As in people, CCL injury is common in dogs and is often accompanied by injury to the meniscus. The underlying cause may be trauma or degeneration of the ligament over time. The main symptom observed is lameness or limping due to pain caused by the instability and abnormal motion within the joint. In the case of a complete tear, definitive diagnosis can usually be reached on physical examination alone. However, in the event of a partial tear, additional testing such as sedated examination, radiographs (x-rays), and arthroscopy (joint scope) may be needed.

After diagnosis, numerous treatment options are available. The two main categories of treatment are conservative management and surgical repair. Conservative management relies on the body’s ability to stabilize the knee over time through the creation of scar tissue. Treatment involves activity restriction and non-steroidal anti-inflammatory (NSAID) pain medication. Due to ongoing instability, this leads to significant arthritis and often chronic lameness. So, conservative management is not generally recommended.

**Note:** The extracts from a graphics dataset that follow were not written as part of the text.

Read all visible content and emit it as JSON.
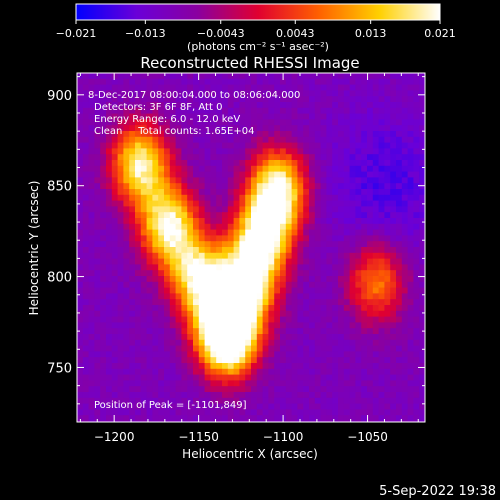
{
  "chart_data": {
    "type": "heatmap",
    "title": "Reconstructed RHESSI Image",
    "xlabel": "Heliocentric X (arcsec)",
    "ylabel": "Heliocentric Y (arcsec)",
    "xlim": [
      -1222,
      -1016
    ],
    "ylim": [
      720,
      912
    ],
    "x_ticks": [
      -1200,
      -1150,
      -1100,
      -1050
    ],
    "x_tick_labels": [
      "−1200",
      "−1150",
      "−1100",
      "−1050"
    ],
    "y_ticks": [
      750,
      800,
      850,
      900
    ],
    "y_tick_labels": [
      "750",
      "800",
      "850",
      "900"
    ],
    "colorbar": {
      "range": [
        -0.021,
        0.021
      ],
      "ticks": [
        -0.021,
        -0.013,
        -0.0043,
        0.0043,
        0.013,
        0.021
      ],
      "tick_labels": [
        "−0.021",
        "−0.013",
        "−0.0043",
        "0.0043",
        "0.013",
        "0.021"
      ],
      "units": "(photons cm⁻² s⁻¹ asec⁻²)"
    },
    "annotations": [
      "8-Dec-2017 08:00:04.000 to 08:06:04.000",
      "Detectors: 3F 6F 8F, Att 0",
      "Energy Range: 6.0 - 12.0 keV",
      "Clean     Total counts: 1.65E+04"
    ],
    "peak_label": "Position of Peak = [-1101,849]",
    "peak": [
      -1101,
      849
    ],
    "sources": [
      {
        "x": -1185,
        "y": 862,
        "peak": 0.019
      },
      {
        "x": -1168,
        "y": 828,
        "peak": 0.02
      },
      {
        "x": -1150,
        "y": 800,
        "peak": 0.017
      },
      {
        "x": -1135,
        "y": 772,
        "peak": 0.016
      },
      {
        "x": -1103,
        "y": 848,
        "peak": 0.021
      },
      {
        "x": -1112,
        "y": 822,
        "peak": 0.019
      },
      {
        "x": -1122,
        "y": 795,
        "peak": 0.02
      },
      {
        "x": -1132,
        "y": 766,
        "peak": 0.015
      },
      {
        "x": -1045,
        "y": 797,
        "peak": 0.009
      }
    ],
    "background_level": -0.01,
    "colormap": [
      "#0000ff",
      "#6a00d8",
      "#8a00a0",
      "#e00030",
      "#ff6000",
      "#ffd000",
      "#ffffff"
    ]
  },
  "footer": {
    "date": "5-Sep-2022 19:38"
  }
}
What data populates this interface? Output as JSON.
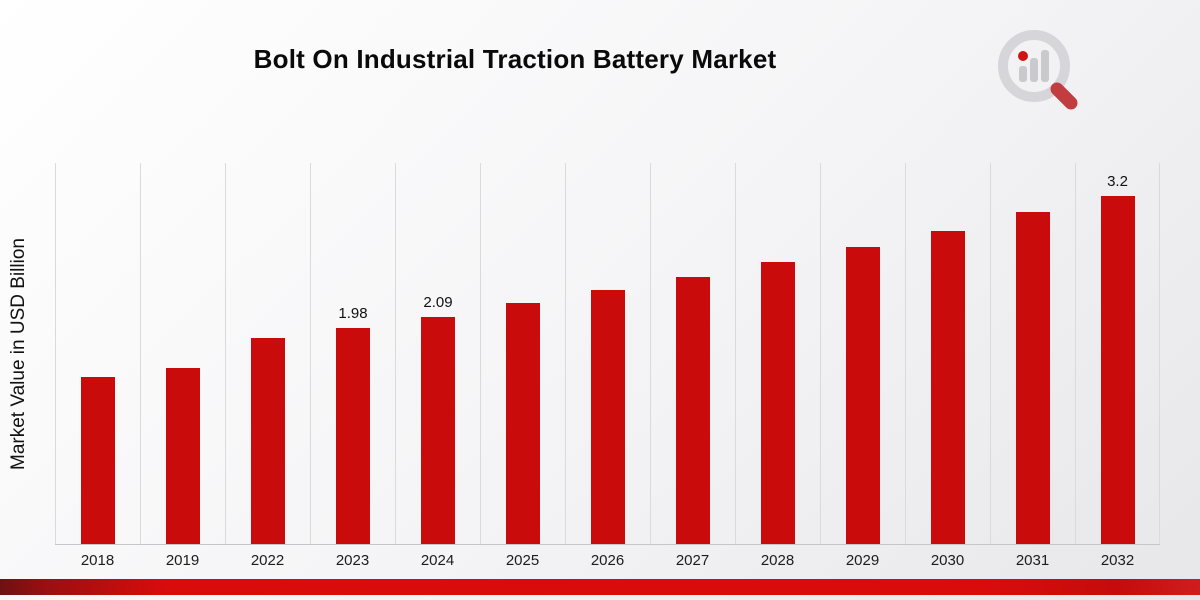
{
  "page": {
    "title": "Bolt On Industrial Traction Battery Market"
  },
  "logo": {
    "name": "magnifier-barchart-logo",
    "ring_color": "#d6d6da",
    "bar_color": "#c9c9ce",
    "accent_color": "#cf1414"
  },
  "colors": {
    "bar_red": "#c90b0b",
    "gridline": "#dadadd",
    "axis_line": "#c6c6c9",
    "footer_band_red": "#d90c0c"
  },
  "chart_data": {
    "type": "bar",
    "title": "Bolt On Industrial Traction Battery Market",
    "xlabel": "",
    "ylabel": "Market Value in USD Billion",
    "categories": [
      "2018",
      "2019",
      "2022",
      "2023",
      "2024",
      "2025",
      "2026",
      "2027",
      "2028",
      "2029",
      "2030",
      "2031",
      "2032"
    ],
    "values": [
      1.53,
      1.62,
      1.89,
      1.98,
      2.09,
      2.21,
      2.33,
      2.45,
      2.59,
      2.73,
      2.88,
      3.05,
      3.2
    ],
    "value_labels": [
      "",
      "",
      "",
      "1.98",
      "2.09",
      "",
      "",
      "",
      "",
      "",
      "",
      "",
      "3.2"
    ],
    "ylim": [
      0,
      3.5
    ],
    "bar_color": "#c90b0b",
    "grid": "vertical-separators",
    "legend": "none"
  }
}
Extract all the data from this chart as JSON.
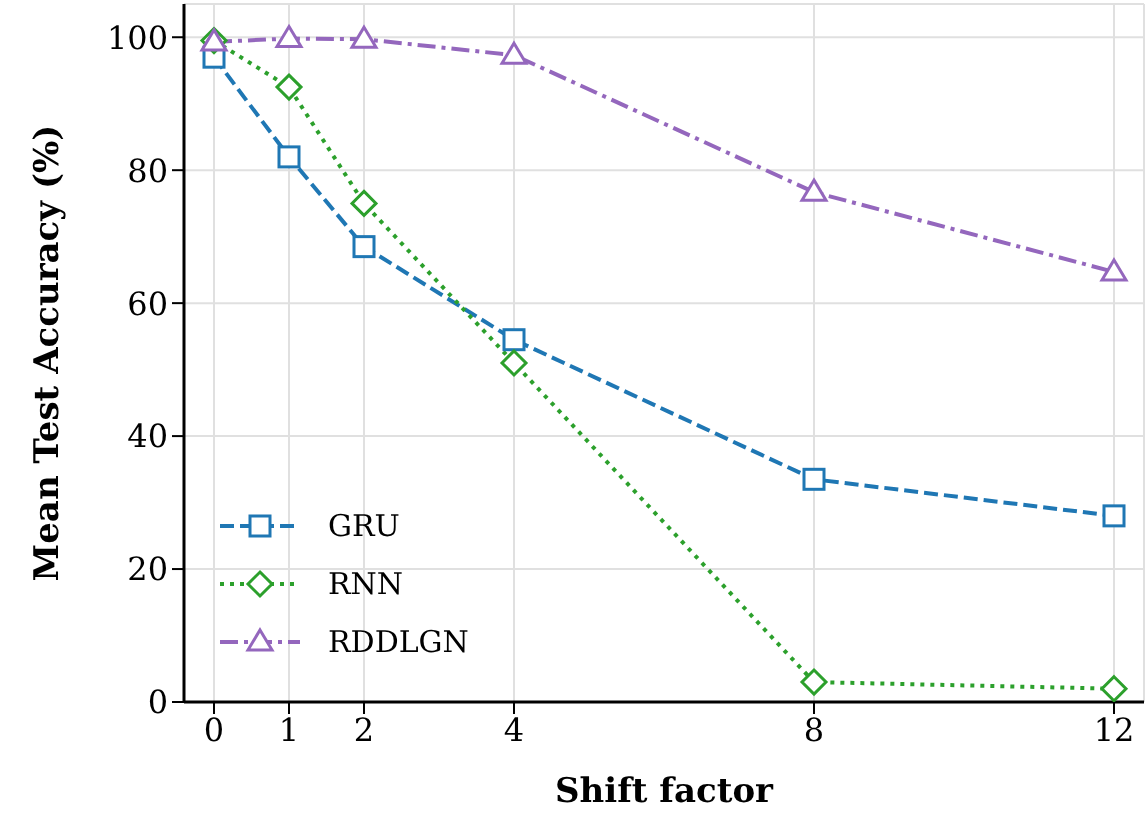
{
  "chart_data": {
    "type": "line",
    "xlabel": "Shift factor",
    "ylabel": "Mean Test Accuracy (%)",
    "x": [
      0,
      1,
      2,
      4,
      8,
      12
    ],
    "series": [
      {
        "name": "GRU",
        "color": "#1f77b4",
        "marker": "square",
        "line_style": "dashed",
        "values": [
          97,
          82,
          68.5,
          54.5,
          33.5,
          28
        ]
      },
      {
        "name": "RNN",
        "color": "#2ca02c",
        "marker": "diamond",
        "line_style": "dotted",
        "values": [
          99.5,
          92.5,
          75,
          51,
          3,
          2
        ]
      },
      {
        "name": "RDDLGN",
        "color": "#9467bd",
        "marker": "triangle",
        "line_style": "dashdot",
        "values": [
          99.3,
          99.8,
          99.7,
          97.3,
          76.7,
          64.7
        ]
      }
    ],
    "xlim": [
      -0.4,
      12.4
    ],
    "xticks": [
      0,
      1,
      2,
      4,
      8,
      12
    ],
    "ylim": [
      0,
      105
    ],
    "yticks": [
      0,
      20,
      40,
      60,
      80,
      100
    ],
    "grid": true,
    "legend": "bottom left"
  }
}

Surgical repair not only allows for immediate stabilization and reduced arthritis, but also allows for the evaluation and treatment of concurrent meniscal injury. Surgical options differ between dogs and humans. The “Lateral Fabellar Suture” involves the surgical placement of large nylon suture material. This type of repair relies on the deposition of scar tissue to provide permanent stability. It is generally suitable for small to medium-sized dogs. The “Tibial Tuberosity Transposition” (TTA) and “Tibial Plateau Leveling Osteotomy” (TPLO) techniques involve the use of saws to precisely cut the tibia and reconfigure the geometry of the knee. The bone is held in place using plates and screws. Over time, bone healing provides permanent stability. This type of surgery is generally suitable for medium to large and extra-large dogs. It does not rely on the formation of scar tissue and minimizes the development of arthritis.

Post-operative care generally entails 6 – 8 weeks of strict activity restriction, followed by another 6 – 8 weeks of leash walks and a gradual return to normal activity. Complication rates are low but infection, implant failure or breakage, and delayed healing may prolong recovery.

If your pet is limping or you suspect he or she may be suffering from orthopedic disease, please contact your regular veterinarian. They can examine your pet and may refer you to a board certified veterinary surgeon if necessary.


This article is for informational purposes only and should not be used as a substitute for the professional advice of your veterinarian.